Model Based Monitoring and Diagnosis for Mobile Robots

Reid Simmons, Joaquin Fernandez1, Keith Golden2, Leo Joskowicz3, Martha Pollack4


One of the greatest challenges in designing autonomous mobile robot systems is dealing with contingencies, unexpected situations that the robot must react to. In particular, it is very difficult for a developer to anticipate all possible contingencies in advance, much less decide how to detect them and handle them. This is exacerbated by uncertainty in the robot's perception of the world. We are investigating various techniques for modeling and monitoring contingencies. The ultimate goal is to have the robot choose for itself what to monitor and how to react, based on explicit models of the robot's sensors, behaviors, goals and environment.


To be truly autonomous, robot systems need to detect contingencies on their own. If a contingency goes undetected, the robot may become damaged, or harm others, or, at best, cycle indefinitely trying to achieve its goals. Model-based monitoring will enable autonomous robots to handle a wider variety of contingencies, with greater confidence that unanticipated contingencies can be detected.

State of the Art:

Most current autonomous systems have hand-coded strategies for monitoring plan execution. They often do not fail gracefully when confronted by situations not explicitly anticipated by the designers. Designers generally do not know how extensively the existing monitors cover the space of contingencies, whether monitoring resources are being used efficiently, or whether there is ambiguity in what the monitors report.

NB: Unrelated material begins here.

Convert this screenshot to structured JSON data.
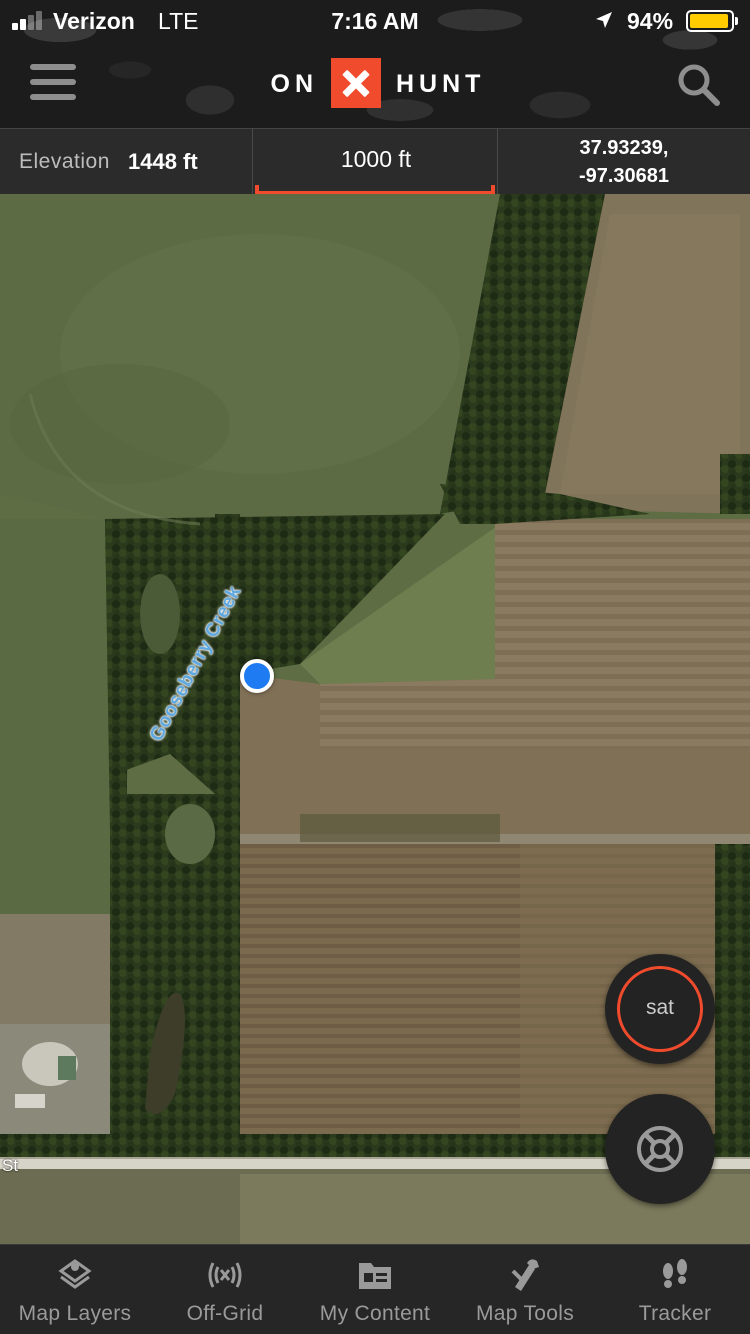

Model-based reasoning uses explicit models of the system and its dynamics, along with an inference engine, to deduce how the system behaves in various situations. For instance, given a model of the robot's actuators and sensors, one could deduce what the robot will perceive when it moves forward in a given environment. The underlying presumption is that it is easier (and less error prone) to provide models and a general-purpose reasoning mechanism than it is to explicitly enumerate all possible cases.

We are pursuing several different technical approaches to the problem of monitoring and diagnosis for mobile robots. In work with Joaquin Fernandez, we are using a hierarchy of coarse-to-fine monitors [1]. The coarse monitors provide good coverage, but poor resolution (e.g., if a timeout monitor triggers, you know something went wrong, but have no idea what), while the more detailed monitors provide better diagnostic capabilities. By modeling the problem as a POMDP, we can cleanly integrate the reports of various monitors to help diagnose the root cause of the problem. The Markov model is also used to choose recovery actions that have high utility. This work has been demonstrated on the Xavier robot.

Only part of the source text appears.